「植物看得見你」公開課筆記／3.4 Ethylene Influence on Seedling

Ethylene is involved in:

1) aging processes such as fruit ripening

2) leaf abscission leading to the autumn foliage

3) plant responses to environmental stresses like drought and wounding

4) inhibit seedling elongation or cell elongation.

In the laboratory if I grow a plant in darkness but then add ethylene into the air around it, rather than elongating, the seedling will be rather short and fat. Stem elongation is reduced, with a thicker stem bending around to the side. If there's something blocking it, say a rock, there would be a local increase in ethylene, which would then let it bend to get around it.

This is a picture of Arabidopsis, that have been grown in the presence of high ethylene in the dark.

Here we have mutants that were grown under the exact same conditions, and we can see that these mutant Arabidopsis are elongated.

We can think of them as anosmic plants. Anosmia is what happens when we lose our sense of smell. These plants have lost their sense of smell for ethylene, thus lost the ability to respond to ethylene.

There are mutants that make too much ethylene, so that even under normal conditions they think there's ethylene around them all the time. And then there's mutants that think that there's always ethylene being given to them, even when they're not. These mutants are always short and fat and bending over, it doesn't matter what's going on around them.

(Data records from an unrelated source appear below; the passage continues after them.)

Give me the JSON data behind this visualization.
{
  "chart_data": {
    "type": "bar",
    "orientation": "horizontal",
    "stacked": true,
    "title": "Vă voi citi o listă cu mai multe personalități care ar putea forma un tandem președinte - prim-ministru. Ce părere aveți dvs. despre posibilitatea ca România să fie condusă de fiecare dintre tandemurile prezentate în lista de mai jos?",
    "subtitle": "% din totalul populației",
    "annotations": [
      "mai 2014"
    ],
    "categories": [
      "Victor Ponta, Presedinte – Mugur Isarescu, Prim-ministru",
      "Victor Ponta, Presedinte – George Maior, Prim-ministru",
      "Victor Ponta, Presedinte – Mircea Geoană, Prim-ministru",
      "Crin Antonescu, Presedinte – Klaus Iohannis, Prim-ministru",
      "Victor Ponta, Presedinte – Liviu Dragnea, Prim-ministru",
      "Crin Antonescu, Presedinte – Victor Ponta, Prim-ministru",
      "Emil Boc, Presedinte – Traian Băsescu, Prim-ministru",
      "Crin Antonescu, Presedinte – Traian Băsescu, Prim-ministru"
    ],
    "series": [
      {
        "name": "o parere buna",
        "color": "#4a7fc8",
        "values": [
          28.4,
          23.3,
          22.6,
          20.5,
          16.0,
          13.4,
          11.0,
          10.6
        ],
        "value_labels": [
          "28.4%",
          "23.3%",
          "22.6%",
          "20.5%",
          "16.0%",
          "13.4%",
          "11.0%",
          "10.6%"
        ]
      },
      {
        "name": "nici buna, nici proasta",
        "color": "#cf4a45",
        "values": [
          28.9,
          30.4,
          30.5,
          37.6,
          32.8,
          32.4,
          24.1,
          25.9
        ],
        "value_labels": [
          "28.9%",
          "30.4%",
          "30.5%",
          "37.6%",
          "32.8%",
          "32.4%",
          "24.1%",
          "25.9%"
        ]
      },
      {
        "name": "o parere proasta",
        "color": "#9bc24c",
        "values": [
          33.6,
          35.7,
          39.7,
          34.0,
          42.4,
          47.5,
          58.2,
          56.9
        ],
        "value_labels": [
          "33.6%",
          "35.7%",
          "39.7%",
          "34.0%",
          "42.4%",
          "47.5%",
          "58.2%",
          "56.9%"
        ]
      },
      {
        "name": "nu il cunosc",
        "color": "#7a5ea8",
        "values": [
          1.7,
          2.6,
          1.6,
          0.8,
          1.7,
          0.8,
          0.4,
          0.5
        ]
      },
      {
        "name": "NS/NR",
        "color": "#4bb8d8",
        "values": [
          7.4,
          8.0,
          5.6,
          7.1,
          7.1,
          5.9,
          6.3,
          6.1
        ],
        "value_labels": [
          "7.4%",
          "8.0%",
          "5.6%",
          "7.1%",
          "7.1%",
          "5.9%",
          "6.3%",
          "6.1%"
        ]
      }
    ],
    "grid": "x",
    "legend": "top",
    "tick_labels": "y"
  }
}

What is the ethylene receptor? It was the first protein that was really shown to be a receptor of a hormone in plants in 1993. Similar to the way human olfaction receptors work, is found in the plant membrane.

This receptor which is called ETR1 is bound by the plant cell membrane and has part of the protein that goes inside the cell. Such that when the ethylene binds the ethylene receptor, it causes some type of signal to go into the cell. The ethylene receptor is sitting in the cell membrane, communicating information into the cell.

These receptors are active in terms of communicating information, but their activity is something negative. They're inhibiting the ethylene response -- fruit ripening or elongation in the dark.

In the absence of ethylene, the ethylene receptor is turning off the ethylene response pathway. Once ethylene is produced, it is binds to the receptor, and when it binds to the receptor it inactivates it, then stops inhibiting the ethylene response. Then the ethylene response can go forward, whether it's fruit ripening or elongation in the dark.

The ethylene receptor is a repressor with a negative effect. Ethylene molecule, the phytohormone itself comes, binds to the ethylene receptor, on the membrane of the plant cell, turns off the repressor, which then allows of the rest of the ethylene response to continue.

The ethylene is actually going into the middle of this protein, into the middle of the ethylene receptor, and when it binds in the middle of the receptor it's actually changing the shape. Such that in the absence of ethylene, the shape of the receptor allows it to be an active repressor.

Once ethylene has bound to the repressor, and we actually know where it is specifically binding in the protein, it changes the shape of the protein. It's turned off, it can no longer communicate anything. And the rest of the ethylene response can continue.

We now know most of the pathway involved in ethylene signalling. From its reception to transducing this material to other proteins within the cell, down through the cytoplasm until we get into the nucleus. Such that there are specific genes that are being turned on or being turned off, dependent on whether ethylene is present around the cells, or whether it's not.

These experiments showed that a volatile chemical is sensed, Ethylene is smelled by the plant, and this starts a complex signal transduction pathway that regulates plant development. Does this prove that plants communicate with each other through volatile chemicals?